Vincent Danen grabbed a keyboard and wrote:
> On Wed Jul 23, 2003 at 12:21:27PM -0700, David Guntner wrote:
>
> > (Again, this is in the hopes that someone from Mandrake is still reading
> > this list)
> >
> > Well, at least partially. :-)
> >
> > In addition to the other error I reported regarding the new kernel (2.4.21-
> > 0.24mdk) causing all files to be written as world writable, I noticed
> > something else in my system processes. My morning E-Mail from my nightly
> > cron jobs reported:
> >
> > /etc/cron.daily/msec: line 66: printf: `m': invalid format character
> > /etc/cron.daily/msec: line 66: printf: `@': invalid format character
> > /etc/cron.daily/msec: line 66: printf: `@': invalid format character
> > /etc/cron.daily/msec: line 66: printf: `m': invalid format character
> >
> > Nothing has been changed in that file. This only showed up with the new
> > kernel in place. Please go over the new kernel and release a bugfix for
> > these two problems. Thanks!
>
> Ummm... let's be a little logical here.
>
> Why would you blame the kernel for something in msec? The kernel touches
> /boot and /lib/modules... why would it have anything to do with msec?
>
> Did you look at line 66 of that file? What does it say?
RPM_VA_CONFIG_DIFF="/var/log/security/rpm-va-config.diff"
Same as always.
> The previous issue could potentially be attributed to the kernel, but I
> highly doubt it. This one I think attributing to the kernel is pretty
> far-fetched.
It might very well be. All I know is that the ONLY thing that I changed in
my system last night was to install the new kernel. This morning, I get a
notice about TONS of files (which get created all the time (news, mail,
etc.) being world writable when they never used to be, and the /boot initrd
image being world-writable now sure makes it look like that's the culprit.
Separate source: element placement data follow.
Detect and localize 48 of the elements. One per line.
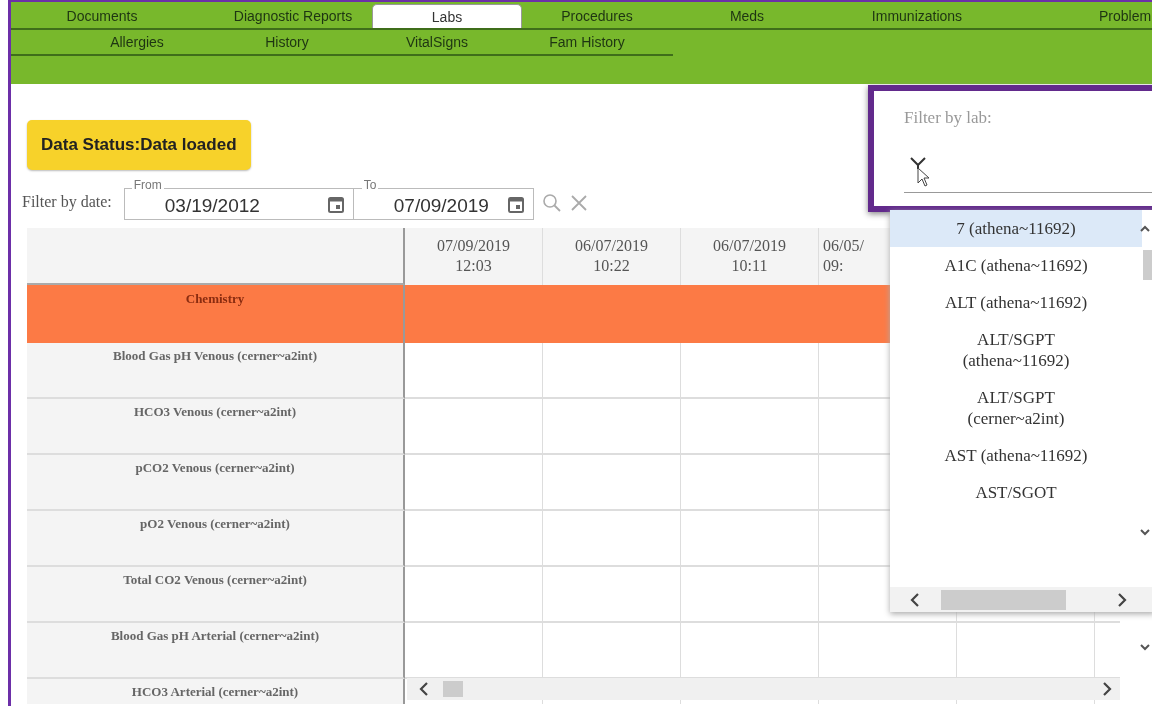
- header-time: 12:03: [454, 255, 493, 276]
- group-row-label: Chemistry: [27, 284, 405, 343]
- filter-label: Filter by date:: [22, 191, 112, 213]
- scroll-left-icon[interactable]: [910, 592, 920, 607]
- scroll-right-icon[interactable]: [1102, 681, 1112, 696]
- tab[interactable]: VitalSigns: [362, 30, 512, 54]
- calendar-icon[interactable]: [506, 194, 525, 214]
- scroll-down-icon[interactable]: [1140, 642, 1150, 652]
- test-name-cell: HCO3 Arterial (cerner~a2int): [27, 678, 405, 704]
- scroll-thumb[interactable]: [1143, 250, 1152, 280]
- tab[interactable]: Fam History: [512, 30, 662, 54]
- test-name-cell: pO2 Venous (cerner~a2int): [27, 510, 405, 567]
- chevron-icon: [910, 157, 926, 169]
- tab[interactable]: Allergies: [62, 30, 212, 54]
- scroll-thumb[interactable]: [941, 589, 1066, 610]
- horizontal-scrollbar[interactable]: [407, 677, 1120, 700]
- scroll-thumb[interactable]: [443, 680, 463, 697]
- calendar-icon[interactable]: [326, 194, 345, 214]
- test-name-cell: pCO2 Venous (cerner~a2int): [27, 454, 405, 511]
- header-time: 10:22: [592, 255, 631, 276]
- test-name-cell: HCO3 Venous (cerner~a2int): [27, 398, 405, 455]
- field-label: From: [131, 177, 164, 192]
- dropdown-option[interactable]: 7 (athena~11692): [890, 210, 1142, 247]
- status-badge: Data Status:Data loaded: [27, 120, 251, 170]
- header-date: 06/07/2019: [712, 235, 787, 256]
- tab[interactable]: Documents: [62, 4, 142, 28]
- scroll-down-icon[interactable]: [1140, 527, 1150, 537]
- lab-filter-input[interactable]: Filter by lab:: [904, 105, 1152, 193]
- test-name-cell: Blood Gas pH Venous (cerner~a2int): [27, 342, 405, 399]
- tab[interactable]: Meds: [672, 4, 822, 28]
- cursor-icon: [917, 167, 931, 187]
- test-name-cell: Blood Gas pH Arterial (cerner~a2int): [27, 622, 405, 679]
- tab[interactable]: Labs: [372, 4, 522, 28]
- field-label: To: [361, 177, 379, 192]
- tab[interactable]: History: [212, 30, 362, 54]
- header-date: 06/05/: [823, 235, 865, 256]
- tab[interactable]: Problem: [1012, 4, 1152, 28]
- scroll-up-icon[interactable]: [1140, 224, 1150, 234]
- tab[interactable]: Diagnostic Reports: [142, 4, 372, 28]
- header-date: 07/09/2019: [436, 235, 511, 256]
- scroll-left-icon[interactable]: [419, 681, 429, 696]
- header-date: 06/07/2019: [574, 235, 649, 256]
- horizontal-scrollbar[interactable]: [890, 587, 1152, 612]
- header-time: 10:11: [730, 255, 769, 276]
- test-name-cell: Total CO2 Venous (cerner~a2int): [27, 566, 405, 623]
- tab[interactable]: Procedures: [522, 4, 672, 28]
- tab[interactable]: Immunizations: [822, 4, 1012, 28]
- scroll-right-icon[interactable]: [1117, 592, 1127, 607]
And then I get the other error message that I listed above.
Now, I'm not into blindly blaming a kernel update for all my woes. :-)
However, I *am* pretty good at putting 2 and 2 together. When the ONLY
thing that changes is the kernel, and then weird things start to happen, I
don't think it's unreasonable to suspect that the kernel update *might* be
what's causing that sudden weirdness.
Either way, I appreciate you guys looking into this.